Rethinking Search Success Metrics

Rethinking Search Success Metrics

 

This doc takes a step back to ask whether focusing on search efficiency and hit rate really makes the most sense. It looks at the bigger picture—like what users are actually trying to do and what makes search truly useful—and explores whether there might be better goals to aim for when improving the search experience.

 

1. Evaluating Search Efficiency & Hit Rate as KRs

Pros of Targeting Search Efficiency & Hit Rate

Search Efficiency (e.g., Time to First Relevant Result, Search Abandonment Rate)

  • Helps reduce friction in search workflows.

  • Aligns well with UX improvements.

  • Improves time-to-insight, which is crucial for researchers.

Hit Rate (e.g., Query Success Rate, Precision@K)

  • A higher hit rate means better search relevance.

  • Helps ensure that searches are retrieving useful results.

  • Can be used as an internal measure of search model quality.

Cons & Potential Gaps

🔴 Doesn't Directly Measure Scientific Outcomes

  • A researcher finding a dataset doesn’t mean it's useful for their work.

  • Hit rate might be misleading if it counts "any" retrieved results instead of "meaningful" ones.

🔴 Might Overemphasize Low-Hanging UX Fixes

  • Improvements in efficiency might not translate to better scientific insights.

  • Efficiency gains do not necessarily make the search system smarter.

🔴 Fails to Account for Data Reuse & Discovery Impact

  • A search might lead to a dataset download, but that dataset's actual use is not tracked.

  • It does not capture whether search facilitates new biomedical discoveries.

2. Alternative or Complementary KRs to Consider

To ensure that biomedical researchers find, understand, and reuse data effectively, better metrics that track meaningful success should be considered. These include:

A. Researcher Success & Engagement Metrics

📌 Search-to-Download Conversion Rate

  • Definition: % of searches that result in a dataset download.

  • Why? Ensures that search helps users find datasets they deem valuable enough to use.

📌 Search-to-Use Rate (via Citation or API Calls)

  • Definition: % of downloaded datasets that are later referenced in publications or accessed via API repeatedly.

  • Why? Directly links search success to scientific impact.

📌 Query Reformulation Rate

  • Definition: % of searches where users modify their query due to poor results.

  • Why? A high rate signals frustration and poor search quality.

B. Dataset Understanding & Accessibility Metrics

📌 Dataset Exploration Rate

  • Definition: % of users who click through metadata, documentation, or previews before downloading.

  • Why? Indicates whether users understand what they are obtaining before committing.

📌 Semantic Match Rate

  • Definition: % of queries where users engage with conceptually similar (not just keyword-matched) datasets.

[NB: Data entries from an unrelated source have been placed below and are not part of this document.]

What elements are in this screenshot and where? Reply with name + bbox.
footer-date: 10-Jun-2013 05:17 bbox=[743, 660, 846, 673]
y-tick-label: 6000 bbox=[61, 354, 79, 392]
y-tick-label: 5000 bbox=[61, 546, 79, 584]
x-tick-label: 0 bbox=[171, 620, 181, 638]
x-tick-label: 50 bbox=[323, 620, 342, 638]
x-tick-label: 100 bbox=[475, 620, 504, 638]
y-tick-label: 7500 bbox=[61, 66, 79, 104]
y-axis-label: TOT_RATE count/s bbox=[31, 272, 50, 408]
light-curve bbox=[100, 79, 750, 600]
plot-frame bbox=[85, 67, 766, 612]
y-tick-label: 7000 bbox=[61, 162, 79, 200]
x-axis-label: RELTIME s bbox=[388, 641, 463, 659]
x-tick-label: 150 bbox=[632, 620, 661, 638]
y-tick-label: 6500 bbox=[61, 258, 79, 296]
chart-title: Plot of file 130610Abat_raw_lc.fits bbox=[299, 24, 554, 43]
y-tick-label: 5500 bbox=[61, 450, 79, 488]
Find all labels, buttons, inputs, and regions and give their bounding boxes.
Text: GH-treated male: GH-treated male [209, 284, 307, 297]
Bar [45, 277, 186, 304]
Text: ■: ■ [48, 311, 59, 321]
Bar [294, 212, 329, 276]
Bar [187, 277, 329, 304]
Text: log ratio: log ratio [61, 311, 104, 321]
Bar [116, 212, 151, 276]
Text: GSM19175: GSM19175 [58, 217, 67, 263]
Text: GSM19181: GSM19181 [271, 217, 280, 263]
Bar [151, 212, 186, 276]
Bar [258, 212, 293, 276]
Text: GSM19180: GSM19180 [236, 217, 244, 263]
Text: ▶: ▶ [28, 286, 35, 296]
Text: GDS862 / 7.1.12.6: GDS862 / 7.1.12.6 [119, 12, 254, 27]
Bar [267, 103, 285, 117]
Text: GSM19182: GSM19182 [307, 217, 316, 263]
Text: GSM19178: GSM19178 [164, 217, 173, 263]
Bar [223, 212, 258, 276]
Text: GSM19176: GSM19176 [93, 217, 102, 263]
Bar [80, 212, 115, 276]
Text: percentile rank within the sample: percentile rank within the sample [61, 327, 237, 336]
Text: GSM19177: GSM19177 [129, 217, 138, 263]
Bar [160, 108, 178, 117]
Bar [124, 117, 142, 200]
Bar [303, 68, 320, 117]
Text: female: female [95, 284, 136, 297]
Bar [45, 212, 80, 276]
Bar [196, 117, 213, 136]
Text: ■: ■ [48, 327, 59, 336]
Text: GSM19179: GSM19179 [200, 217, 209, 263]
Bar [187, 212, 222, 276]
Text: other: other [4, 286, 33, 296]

  • Why? Tests whether semantic search is effectively surfacing relevant datasets.

3. Recommendation

Prioritizing KRs like Search-to-Use, Dataset Engagement, and Reusability over efficiency and hit rate may better align with the goal of driving biomedical discoveries. However, if the focus is on improving the search system in the short term, tracking efficiency can still be useful—provided it serves as a foundation for better discovery and impact.